SE - Computational Methods for Text Stemmatology
Univ.-Prof. Dr Tara L Andrews, Dott.ssa.mag. Elisabetta Magnanti
Florian Klement & David Siegl
Difference Matrices and Leitfehler-detection: The longest common subsequence and measures of uniqueness
Converting and Adapting Dieter Bachmann's & Philipp Roelli's Perl Script to Python
Introduction:
Our aim with this project was to contribute to the larger whole of the stemmatological community in a structural way that would continue to carry a lasting impact on the future approach of digital researchers, by promoting convenient and approachable practices to allow for a low-threshold of entry. The topic we chose, the script by Roelli and Bachmann, carries weight through the utility it offers practitioners since 2010, yet parts of its merits are marred by the constraints imposed on its users due to the language barrier they might see themselves confronted by when having to use Perl, a scripting language that has fallen out of favour with the scientific community in recent years. Thus, our main effort lies in being able to allow the implementation by Roelli & Bachmann, which was written for a specific project in mind (i. e. comparing Latin texts), to reach a much broader audience of digital researchers from different backgrounds and empower them to adapt the quality of their results via individual adjustments fitting for their respective language of research and tradition. Our realisation of it offers more flexibility in terms of implementing additional features, like a parameterized version of the letters or terms to be substituted for one another, within the normalisation and general preprocessing steps, as well as additional freedom of choice in substitutions and connectivity by making use of Python's rich ecosystem and community. It was especially important for us to streamline and standardise the procedure of generating I/O within the creation of digital stemmas and its surrounding analyses.
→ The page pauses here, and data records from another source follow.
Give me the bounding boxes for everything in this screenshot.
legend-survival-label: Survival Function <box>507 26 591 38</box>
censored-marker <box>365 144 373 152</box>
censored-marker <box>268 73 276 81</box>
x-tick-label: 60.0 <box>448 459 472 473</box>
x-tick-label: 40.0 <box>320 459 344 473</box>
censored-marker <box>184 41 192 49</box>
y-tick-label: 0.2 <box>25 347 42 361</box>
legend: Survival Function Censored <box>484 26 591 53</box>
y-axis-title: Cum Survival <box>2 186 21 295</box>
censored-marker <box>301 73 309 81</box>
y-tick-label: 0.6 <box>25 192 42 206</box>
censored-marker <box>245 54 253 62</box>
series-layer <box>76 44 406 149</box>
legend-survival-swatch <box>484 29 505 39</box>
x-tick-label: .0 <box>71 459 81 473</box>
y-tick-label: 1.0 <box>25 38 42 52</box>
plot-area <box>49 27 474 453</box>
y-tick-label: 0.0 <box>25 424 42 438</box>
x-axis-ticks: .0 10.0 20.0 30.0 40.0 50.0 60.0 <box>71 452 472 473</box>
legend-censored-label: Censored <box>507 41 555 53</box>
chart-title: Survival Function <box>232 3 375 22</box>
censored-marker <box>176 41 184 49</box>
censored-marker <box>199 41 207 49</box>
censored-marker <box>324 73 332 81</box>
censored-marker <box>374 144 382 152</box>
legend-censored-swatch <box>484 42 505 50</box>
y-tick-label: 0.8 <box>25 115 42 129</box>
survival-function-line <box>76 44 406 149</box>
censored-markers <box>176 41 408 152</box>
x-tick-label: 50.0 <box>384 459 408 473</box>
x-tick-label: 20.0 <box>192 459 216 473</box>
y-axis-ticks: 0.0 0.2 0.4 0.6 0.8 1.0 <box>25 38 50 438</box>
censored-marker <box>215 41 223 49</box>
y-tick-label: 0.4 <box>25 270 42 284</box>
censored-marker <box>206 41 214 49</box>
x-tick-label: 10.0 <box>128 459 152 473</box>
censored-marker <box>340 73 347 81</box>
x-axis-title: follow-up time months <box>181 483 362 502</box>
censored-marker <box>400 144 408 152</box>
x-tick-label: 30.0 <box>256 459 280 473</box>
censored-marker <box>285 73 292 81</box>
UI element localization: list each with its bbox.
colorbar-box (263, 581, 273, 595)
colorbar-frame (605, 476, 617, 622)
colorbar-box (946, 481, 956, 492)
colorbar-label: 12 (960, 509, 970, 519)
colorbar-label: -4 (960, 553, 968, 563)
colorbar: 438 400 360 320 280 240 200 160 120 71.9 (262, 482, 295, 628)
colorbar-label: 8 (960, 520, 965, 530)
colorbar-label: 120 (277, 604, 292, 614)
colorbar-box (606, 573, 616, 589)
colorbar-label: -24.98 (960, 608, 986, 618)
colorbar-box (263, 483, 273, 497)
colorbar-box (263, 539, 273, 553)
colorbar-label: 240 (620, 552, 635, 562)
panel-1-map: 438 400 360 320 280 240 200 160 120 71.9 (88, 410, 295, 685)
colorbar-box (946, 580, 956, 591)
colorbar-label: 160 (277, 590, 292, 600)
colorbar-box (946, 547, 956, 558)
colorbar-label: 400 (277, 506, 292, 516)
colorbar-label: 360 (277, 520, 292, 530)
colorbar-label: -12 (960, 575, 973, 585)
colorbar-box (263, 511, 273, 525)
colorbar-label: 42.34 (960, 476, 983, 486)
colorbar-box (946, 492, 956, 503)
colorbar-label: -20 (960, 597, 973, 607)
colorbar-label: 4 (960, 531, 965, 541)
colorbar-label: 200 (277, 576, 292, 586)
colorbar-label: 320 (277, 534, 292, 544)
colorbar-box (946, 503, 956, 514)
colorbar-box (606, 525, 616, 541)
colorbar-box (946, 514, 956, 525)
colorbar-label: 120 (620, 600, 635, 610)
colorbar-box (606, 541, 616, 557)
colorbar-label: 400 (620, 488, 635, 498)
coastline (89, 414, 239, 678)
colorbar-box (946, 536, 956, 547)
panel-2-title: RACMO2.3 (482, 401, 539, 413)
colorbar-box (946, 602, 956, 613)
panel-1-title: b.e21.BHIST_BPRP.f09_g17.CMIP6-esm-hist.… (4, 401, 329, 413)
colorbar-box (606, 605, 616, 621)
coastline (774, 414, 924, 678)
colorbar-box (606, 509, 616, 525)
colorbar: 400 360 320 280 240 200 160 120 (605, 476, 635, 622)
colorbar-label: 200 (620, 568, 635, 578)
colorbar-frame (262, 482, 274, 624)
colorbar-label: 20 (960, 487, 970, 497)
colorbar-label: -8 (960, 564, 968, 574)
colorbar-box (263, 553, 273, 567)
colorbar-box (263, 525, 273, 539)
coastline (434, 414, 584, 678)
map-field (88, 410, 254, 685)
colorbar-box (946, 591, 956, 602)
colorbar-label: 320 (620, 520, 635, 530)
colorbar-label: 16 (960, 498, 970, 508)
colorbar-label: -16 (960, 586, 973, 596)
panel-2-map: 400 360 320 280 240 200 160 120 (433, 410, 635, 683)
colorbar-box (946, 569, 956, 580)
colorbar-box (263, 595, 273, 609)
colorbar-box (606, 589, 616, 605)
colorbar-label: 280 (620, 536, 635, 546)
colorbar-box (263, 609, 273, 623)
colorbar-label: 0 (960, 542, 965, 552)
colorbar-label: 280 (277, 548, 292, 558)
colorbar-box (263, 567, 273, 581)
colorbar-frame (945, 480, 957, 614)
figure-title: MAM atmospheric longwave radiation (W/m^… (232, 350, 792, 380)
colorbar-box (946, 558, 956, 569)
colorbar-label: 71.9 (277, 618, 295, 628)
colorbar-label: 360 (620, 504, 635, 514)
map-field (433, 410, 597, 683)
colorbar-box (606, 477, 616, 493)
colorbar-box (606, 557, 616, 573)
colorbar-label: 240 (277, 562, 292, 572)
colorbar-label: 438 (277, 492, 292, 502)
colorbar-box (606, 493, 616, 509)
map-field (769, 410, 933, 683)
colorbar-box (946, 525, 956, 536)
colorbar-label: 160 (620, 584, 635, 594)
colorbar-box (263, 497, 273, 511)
The algorithm diff, created by Ned Konz, on which the works of Roelli and Bachmann build upon shares caveats in its application with more commonly used methods of stemmatology, as well as those borrowed from phylogenetics and still struggles with inconsistencies and lacunae. Diff operates on the basis of pairwise juxtaposition, whereas each manuscript is compared with another in order to compute a quantitative relatedness of the whole corpus. The basic notion of mathematical distance calculation is expressed via the so-called 'edit distance', referring to a given difference between two strings expressed in the number of edits or basic operations necessary to transform the first text into the second or vice versa. This distance metric can in the most general sense be applied on a character level but, as Roelli and Bachmann also point out, when it comes to stemmatological analysis, it seems more plausible to operate on a word level. - i. e. different manuscripts are considered as ordered lists of words in order to compare them. In a more practical sense the edit distance should therefore reflect the number of deletions or insertions made by a scribe, while the final result of the edit distance computation should in the end return the measure of distance connecting any two manuscripts in the shape of a matrix.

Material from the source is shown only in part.